Recent years have seen various side-channel timing attacks demonstrated on both CPUs and GPUs, in diverse settings such as desktops, clouds, and mobile systems. These attacks observe events on different shared resources on the memory hierarchy from timing information, and then infer secret-dependent memory access pattern to retrieve the secret through statistical analysis. We generalize these attacks as memory-based side-channel attacks. In this paper, we propose a novel software countermeasure, MemPoline, against memory-based side-channel attacks. MemPoline hides the secret-dependent memory access pattern by moving sensitive data around randomly within a memory space.
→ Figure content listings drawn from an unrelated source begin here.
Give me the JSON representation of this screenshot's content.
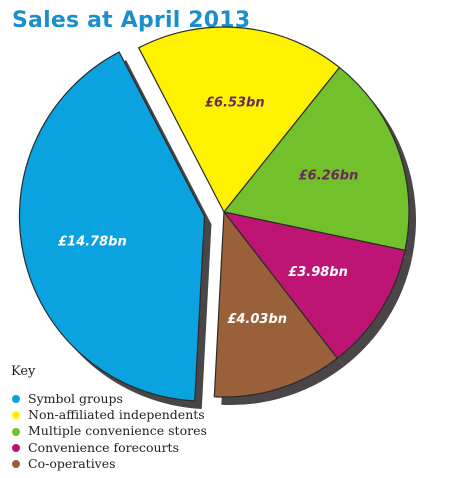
{
  "title": "Sales at April 2013",
  "chart_data": {
    "type": "pie",
    "title": "Sales at April 2013",
    "unit": "£bn",
    "slices": [
      {
        "name": "Symbol groups",
        "value": 14.78,
        "label": "£14.78bn",
        "color": "#0aa3e0",
        "label_color": "#ffffff",
        "exploded": true
      },
      {
        "name": "Non-affiliated independents",
        "value": 6.53,
        "label": "£6.53bn",
        "color": "#fff200",
        "label_color": "#6b2a55",
        "exploded": false
      },
      {
        "name": "Multiple convenience stores",
        "value": 6.26,
        "label": "£6.26bn",
        "color": "#72c02c",
        "label_color": "#6b2a55",
        "exploded": false
      },
      {
        "name": "Convenience forecourts",
        "value": 3.98,
        "label": "£3.98bn",
        "color": "#be1473",
        "label_color": "#ffffff",
        "exploded": false
      },
      {
        "name": "Co-operatives",
        "value": 4.03,
        "label": "£4.03bn",
        "color": "#99603a",
        "label_color": "#ffffff",
        "exploded": false
      }
    ],
    "legend": {
      "title": "Key",
      "placement": "bottom-left"
    }
  }
}
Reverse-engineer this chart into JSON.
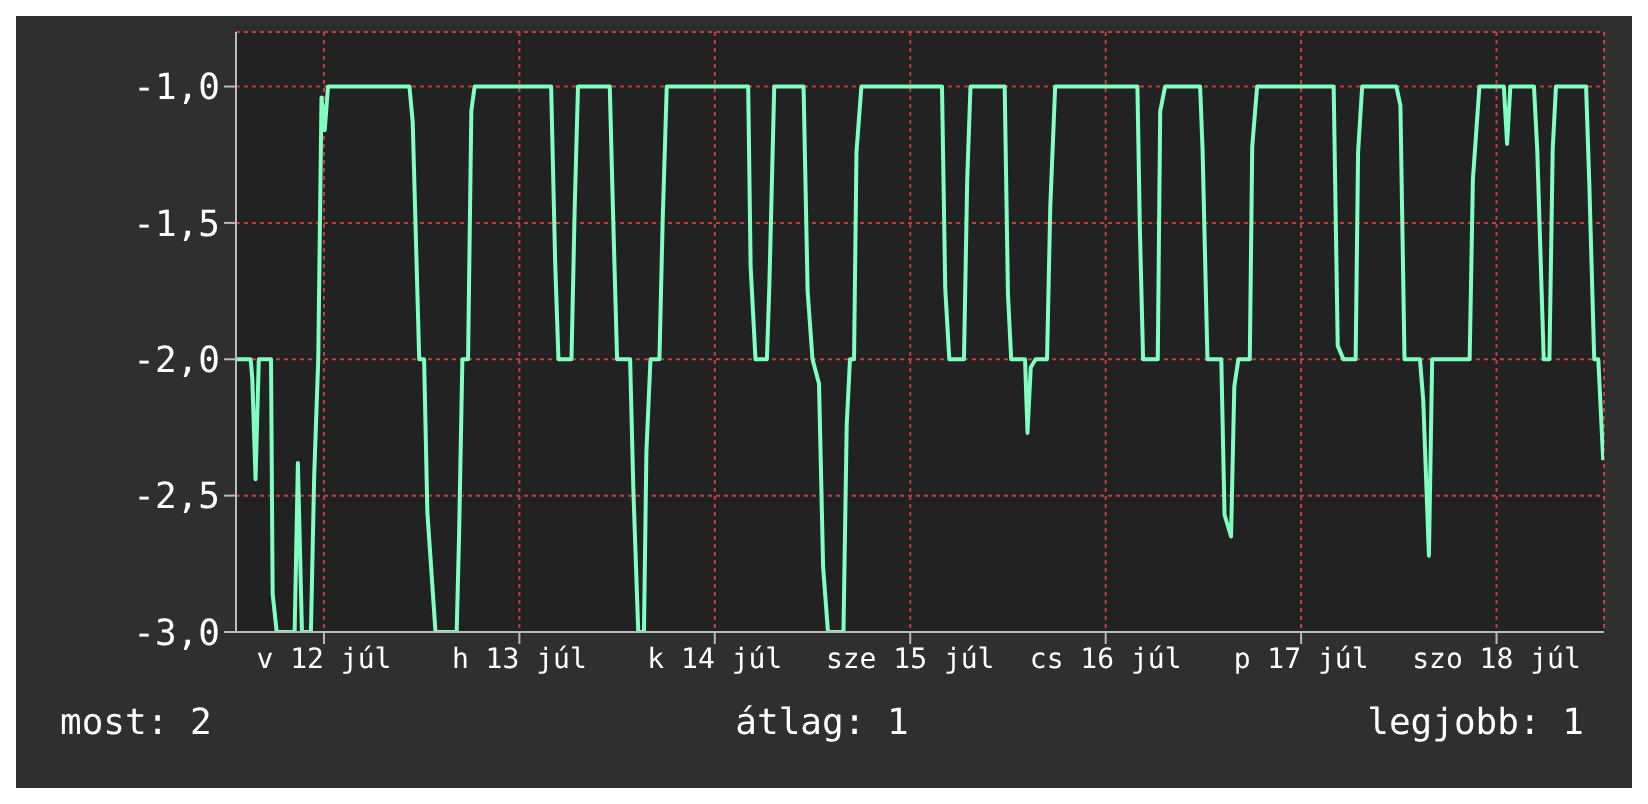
{
  "chart_data": {
    "type": "line",
    "xlim": [
      "--07-12T01:12",
      "--07-19T01:12"
    ],
    "xticks": [
      {
        "value": "--07-12T12:00",
        "label": "v 12 júl"
      },
      {
        "value": "--07-13T12:00",
        "label": "h 13 júl"
      },
      {
        "value": "--07-14T12:00",
        "label": "k 14 júl"
      },
      {
        "value": "--07-15T12:00",
        "label": "sze 15 júl"
      },
      {
        "value": "--07-16T12:00",
        "label": "cs 16 júl"
      },
      {
        "value": "--07-17T12:00",
        "label": "p 17 júl"
      },
      {
        "value": "--07-18T12:00",
        "label": "szo 18 júl"
      }
    ],
    "ylim": [
      -3,
      -0.8
    ],
    "yticks": [
      {
        "value": -3,
        "label": "-3,0"
      },
      {
        "value": -2.5,
        "label": "-2,5"
      },
      {
        "value": -2,
        "label": "-2,0"
      },
      {
        "value": -1.5,
        "label": "-1,5"
      },
      {
        "value": -1,
        "label": "-1,0"
      }
    ],
    "grid": true,
    "marker": "none",
    "line_style": "solid",
    "annotations": [
      "most: 2",
      "átlag: 1",
      "legjobb: 1"
    ],
    "series": [
      {
        "color": "#80ffc0",
        "x": [
          "--07-12T01:12",
          "--07-12T03:00",
          "--07-12T03:12",
          "--07-12T03:36",
          "--07-12T04:00",
          "--07-12T05:30",
          "--07-12T05:42",
          "--07-12T06:12",
          "--07-12T08:24",
          "--07-12T08:48",
          "--07-12T09:18",
          "--07-12T10:24",
          "--07-12T10:48",
          "--07-12T11:18",
          "--07-12T11:42",
          "--07-12T12:06",
          "--07-12T12:30",
          "--07-12T22:30",
          "--07-12T22:54",
          "--07-12T23:42",
          "--07-13T00:18",
          "--07-13T00:42",
          "--07-13T01:42",
          "--07-13T04:18",
          "--07-13T04:36",
          "--07-13T05:00",
          "--07-13T05:42",
          "--07-13T06:06",
          "--07-13T06:30",
          "--07-13T15:54",
          "--07-13T16:24",
          "--07-13T16:48",
          "--07-13T18:24",
          "--07-13T18:48",
          "--07-13T19:12",
          "--07-13T23:06",
          "--07-13T23:30",
          "--07-14T00:00",
          "--07-14T01:36",
          "--07-14T02:00",
          "--07-14T02:36",
          "--07-14T03:18",
          "--07-14T03:36",
          "--07-14T04:06",
          "--07-14T05:12",
          "--07-14T05:36",
          "--07-14T06:06",
          "--07-14T16:06",
          "--07-14T16:24",
          "--07-14T17:00",
          "--07-14T18:24",
          "--07-14T18:42",
          "--07-14T19:18",
          "--07-14T22:54",
          "--07-14T23:24",
          "--07-15T00:00",
          "--07-15T00:48",
          "--07-15T01:18",
          "--07-15T01:54",
          "--07-15T03:48",
          "--07-15T04:12",
          "--07-15T04:36",
          "--07-15T05:06",
          "--07-15T05:24",
          "--07-15T06:00",
          "--07-15T15:54",
          "--07-15T16:18",
          "--07-15T16:48",
          "--07-15T18:36",
          "--07-15T19:00",
          "--07-15T19:24",
          "--07-15T23:36",
          "--07-16T00:00",
          "--07-16T00:24",
          "--07-16T02:06",
          "--07-16T02:24",
          "--07-16T02:48",
          "--07-16T03:24",
          "--07-16T04:48",
          "--07-16T05:12",
          "--07-16T05:48",
          "--07-16T15:54",
          "--07-16T16:12",
          "--07-16T16:36",
          "--07-16T18:24",
          "--07-16T18:42",
          "--07-16T19:18",
          "--07-16T23:36",
          "--07-16T23:54",
          "--07-17T00:30",
          "--07-17T02:12",
          "--07-17T02:36",
          "--07-17T03:24",
          "--07-17T03:48",
          "--07-17T04:18",
          "--07-17T05:42",
          "--07-17T06:00",
          "--07-17T06:36",
          "--07-17T16:00",
          "--07-17T16:30",
          "--07-17T17:12",
          "--07-17T18:42",
          "--07-17T19:00",
          "--07-17T19:30",
          "--07-17T23:42",
          "--07-18T00:12",
          "--07-18T00:42",
          "--07-18T02:36",
          "--07-18T03:00",
          "--07-18T03:42",
          "--07-18T04:06",
          "--07-18T08:42",
          "--07-18T09:06",
          "--07-18T09:54",
          "--07-18T12:54",
          "--07-18T13:18",
          "--07-18T13:42",
          "--07-18T16:36",
          "--07-18T17:00",
          "--07-18T17:48",
          "--07-18T18:30",
          "--07-18T18:54",
          "--07-18T19:18",
          "--07-18T23:00",
          "--07-18T23:24",
          "--07-19T00:00",
          "--07-19T00:30",
          "--07-19T01:06"
        ],
        "values": [
          -2,
          -2,
          -2.07,
          -2.44,
          -2,
          -2,
          -2.86,
          -3,
          -3,
          -2.38,
          -3,
          -3,
          -2.43,
          -2,
          -1.04,
          -1.16,
          -1,
          -1,
          -1.13,
          -2,
          -2,
          -2.56,
          -3,
          -3,
          -2.64,
          -2,
          -2,
          -1.09,
          -1,
          -1,
          -1.65,
          -2,
          -2,
          -1.44,
          -1,
          -1,
          -1.46,
          -2,
          -2,
          -2.48,
          -3,
          -3,
          -2.34,
          -2,
          -2,
          -1.49,
          -1,
          -1,
          -1.66,
          -2,
          -2,
          -1.73,
          -1,
          -1,
          -1.75,
          -2,
          -2.09,
          -2.76,
          -3,
          -3,
          -2.24,
          -2,
          -2,
          -1.24,
          -1,
          -1,
          -1.74,
          -2,
          -2,
          -1.34,
          -1,
          -1,
          -1.76,
          -2,
          -2,
          -2.27,
          -2.03,
          -2,
          -2,
          -1.44,
          -1,
          -1,
          -1.52,
          -2,
          -2,
          -1.09,
          -1,
          -1,
          -1.23,
          -2,
          -2,
          -2.57,
          -2.65,
          -2.1,
          -2,
          -2,
          -1.22,
          -1,
          -1,
          -1.95,
          -2,
          -2,
          -1.24,
          -1,
          -1,
          -1.07,
          -2,
          -2,
          -2.15,
          -2.72,
          -2,
          -2,
          -1.34,
          -1,
          -1,
          -1.21,
          -1,
          -1,
          -1.23,
          -2,
          -2,
          -1.23,
          -1,
          -1,
          -1.36,
          -2,
          -2,
          -2.37
        ]
      }
    ]
  }
}
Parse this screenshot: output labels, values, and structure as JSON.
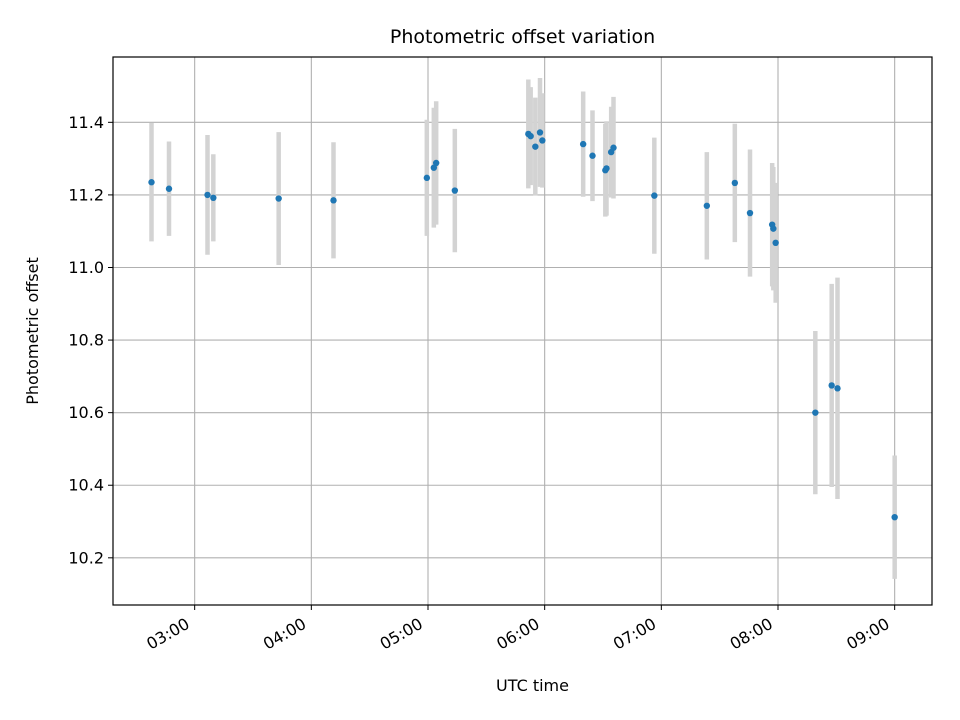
{
  "chart_data": {
    "type": "scatter",
    "title": "Photometric offset variation",
    "xlabel": "UTC time",
    "ylabel": "Photometric offset",
    "x_ticks": [
      "03:00",
      "04:00",
      "05:00",
      "06:00",
      "07:00",
      "08:00",
      "09:00"
    ],
    "x_tick_hours": [
      3,
      4,
      5,
      6,
      7,
      8,
      9
    ],
    "xlim_hours": [
      2.3,
      9.32
    ],
    "ylim": [
      10.07,
      11.58
    ],
    "y_ticks": [
      "10.2",
      "10.4",
      "10.6",
      "10.8",
      "11.0",
      "11.2",
      "11.4"
    ],
    "y_tick_values": [
      10.2,
      10.4,
      10.6,
      10.8,
      11.0,
      11.2,
      11.4
    ],
    "grid": true,
    "colors": {
      "point": "#1f77b4",
      "errorbar": "#d3d3d3",
      "grid": "#b0b0b0"
    },
    "series": [
      {
        "points": [
          {
            "t": 2.63,
            "y": 11.235,
            "err": 0.163
          },
          {
            "t": 2.78,
            "y": 11.217,
            "err": 0.13
          },
          {
            "t": 3.11,
            "y": 11.2,
            "err": 0.165
          },
          {
            "t": 3.16,
            "y": 11.192,
            "err": 0.12
          },
          {
            "t": 3.72,
            "y": 11.19,
            "err": 0.183
          },
          {
            "t": 4.19,
            "y": 11.185,
            "err": 0.16
          },
          {
            "t": 4.99,
            "y": 11.247,
            "err": 0.16
          },
          {
            "t": 5.05,
            "y": 11.275,
            "err": 0.165
          },
          {
            "t": 5.07,
            "y": 11.288,
            "err": 0.17
          },
          {
            "t": 5.23,
            "y": 11.212,
            "err": 0.17
          },
          {
            "t": 5.86,
            "y": 11.368,
            "err": 0.15
          },
          {
            "t": 5.88,
            "y": 11.362,
            "err": 0.135
          },
          {
            "t": 5.92,
            "y": 11.333,
            "err": 0.135
          },
          {
            "t": 5.96,
            "y": 11.372,
            "err": 0.15
          },
          {
            "t": 5.98,
            "y": 11.35,
            "err": 0.13
          },
          {
            "t": 6.33,
            "y": 11.34,
            "err": 0.145
          },
          {
            "t": 6.41,
            "y": 11.308,
            "err": 0.125
          },
          {
            "t": 6.52,
            "y": 11.268,
            "err": 0.128
          },
          {
            "t": 6.53,
            "y": 11.273,
            "err": 0.13
          },
          {
            "t": 6.57,
            "y": 11.318,
            "err": 0.125
          },
          {
            "t": 6.59,
            "y": 11.33,
            "err": 0.14
          },
          {
            "t": 6.94,
            "y": 11.198,
            "err": 0.16
          },
          {
            "t": 7.39,
            "y": 11.17,
            "err": 0.148
          },
          {
            "t": 7.63,
            "y": 11.233,
            "err": 0.163
          },
          {
            "t": 7.76,
            "y": 11.15,
            "err": 0.175
          },
          {
            "t": 7.95,
            "y": 11.118,
            "err": 0.17
          },
          {
            "t": 7.96,
            "y": 11.107,
            "err": 0.17
          },
          {
            "t": 7.98,
            "y": 11.068,
            "err": 0.165
          },
          {
            "t": 8.32,
            "y": 10.6,
            "err": 0.225
          },
          {
            "t": 8.46,
            "y": 10.675,
            "err": 0.28
          },
          {
            "t": 8.51,
            "y": 10.667,
            "err": 0.305
          },
          {
            "t": 9.0,
            "y": 10.312,
            "err": 0.17
          }
        ]
      }
    ]
  }
}
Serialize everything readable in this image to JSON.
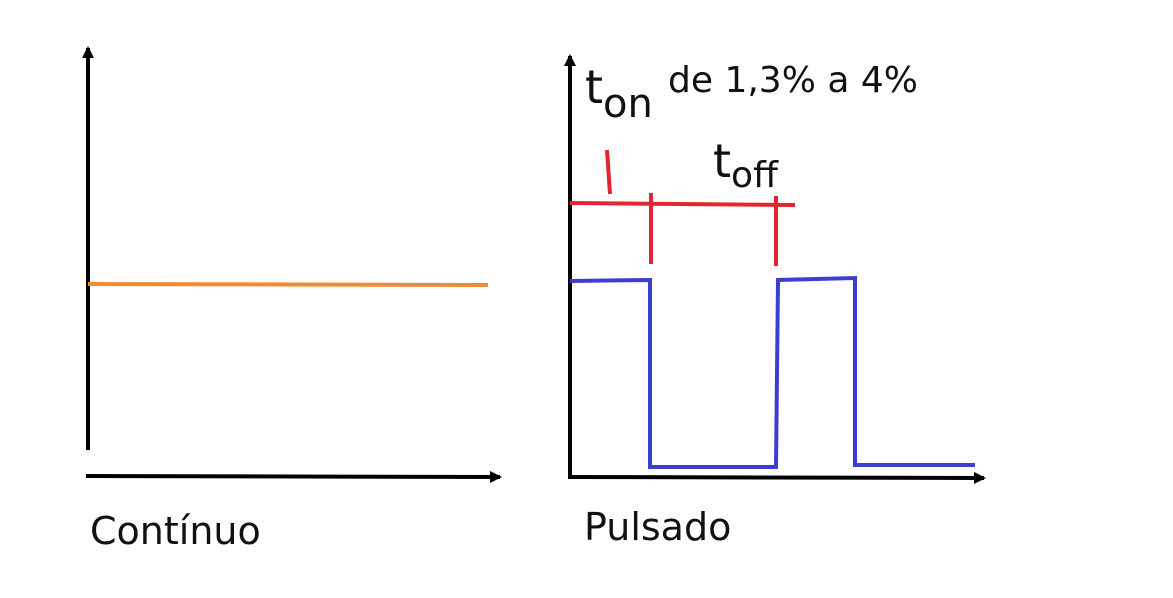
{
  "continuous_graph": {
    "caption": "Contínuo",
    "line_color": "#f08a34"
  },
  "pulsed_graph": {
    "caption": "Pulsado",
    "ton_letter": "t",
    "ton_subscript": "on",
    "duty_range_text": "de 1,3% a 4%",
    "toff_letter": "t",
    "toff_subscript": "off",
    "signal_color": "#3b3fd0",
    "marker_color": "#e0262e"
  },
  "axis_color": "#000000"
}
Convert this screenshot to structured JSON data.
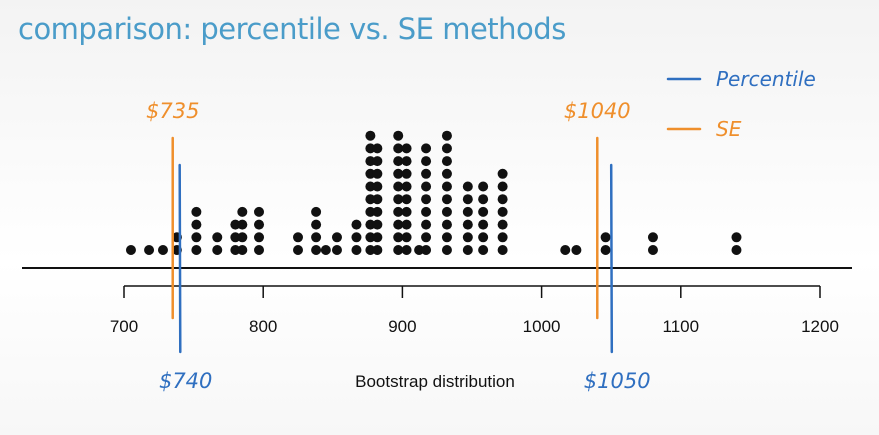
{
  "title": "comparison: percentile vs. SE methods",
  "colors": {
    "percentile": "#2f6fc0",
    "se": "#ef8f2c",
    "dots": "#111111",
    "title": "#4a9cc9"
  },
  "chart_data": {
    "type": "scatter",
    "subtype": "dot-plot",
    "xlabel": "Bootstrap distribution",
    "xlim": [
      700,
      1200
    ],
    "ticks": [
      700,
      800,
      900,
      1000,
      1100,
      1200
    ],
    "tick_labels": [
      "700",
      "800",
      "900",
      "1000",
      "1100",
      "1200"
    ],
    "stacks": [
      {
        "x": 705,
        "count": 1
      },
      {
        "x": 718,
        "count": 1
      },
      {
        "x": 728,
        "count": 1
      },
      {
        "x": 738,
        "count": 2
      },
      {
        "x": 752,
        "count": 4
      },
      {
        "x": 767,
        "count": 2
      },
      {
        "x": 780,
        "count": 3
      },
      {
        "x": 785,
        "count": 4
      },
      {
        "x": 797,
        "count": 4
      },
      {
        "x": 825,
        "count": 2
      },
      {
        "x": 838,
        "count": 4
      },
      {
        "x": 845,
        "count": 1
      },
      {
        "x": 853,
        "count": 2
      },
      {
        "x": 867,
        "count": 3
      },
      {
        "x": 877,
        "count": 10
      },
      {
        "x": 882,
        "count": 9
      },
      {
        "x": 897,
        "count": 10
      },
      {
        "x": 903,
        "count": 9
      },
      {
        "x": 912,
        "count": 1
      },
      {
        "x": 917,
        "count": 9
      },
      {
        "x": 932,
        "count": 10
      },
      {
        "x": 947,
        "count": 6
      },
      {
        "x": 958,
        "count": 6
      },
      {
        "x": 972,
        "count": 7
      },
      {
        "x": 1017,
        "count": 1
      },
      {
        "x": 1025,
        "count": 1
      },
      {
        "x": 1046,
        "count": 2
      },
      {
        "x": 1080,
        "count": 2
      },
      {
        "x": 1140,
        "count": 2
      }
    ],
    "series": [
      {
        "name": "Percentile",
        "color": "#2f6fc0",
        "lines": [
          740,
          1050
        ]
      },
      {
        "name": "SE",
        "color": "#ef8f2c",
        "lines": [
          735,
          1040
        ]
      }
    ],
    "annotations": [
      {
        "text": "$735",
        "series": "SE",
        "x": 735
      },
      {
        "text": "$1040",
        "series": "SE",
        "x": 1040
      },
      {
        "text": "$740",
        "series": "Percentile",
        "x": 740
      },
      {
        "text": "$1050",
        "series": "Percentile",
        "x": 1050
      }
    ],
    "legend": {
      "placement": "top-right",
      "entries": [
        "Percentile",
        "SE"
      ]
    }
  }
}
Compared to the prior oblivious RAM technology, MemPoline employs parameter-directed permutations to achieve randomness, which are significantly more efficient and yet provide similar security. Our countermeasure only requires modifying the source code, and has great advantages of being general - algorithm-agnostic, portable - independent of the underlying architecture, and compatible - a user-space approach that works for any operating system or hypervisor. We run a thorough evaluation of our countermeasure. We apply it to both AES, a symmetric cipher, and RSA, an asymmetric cipher. Both empirical results and theoretical analysis show that our countermeasure resists a series of existing memory-based side-channel attacks on CPUs and GPUs.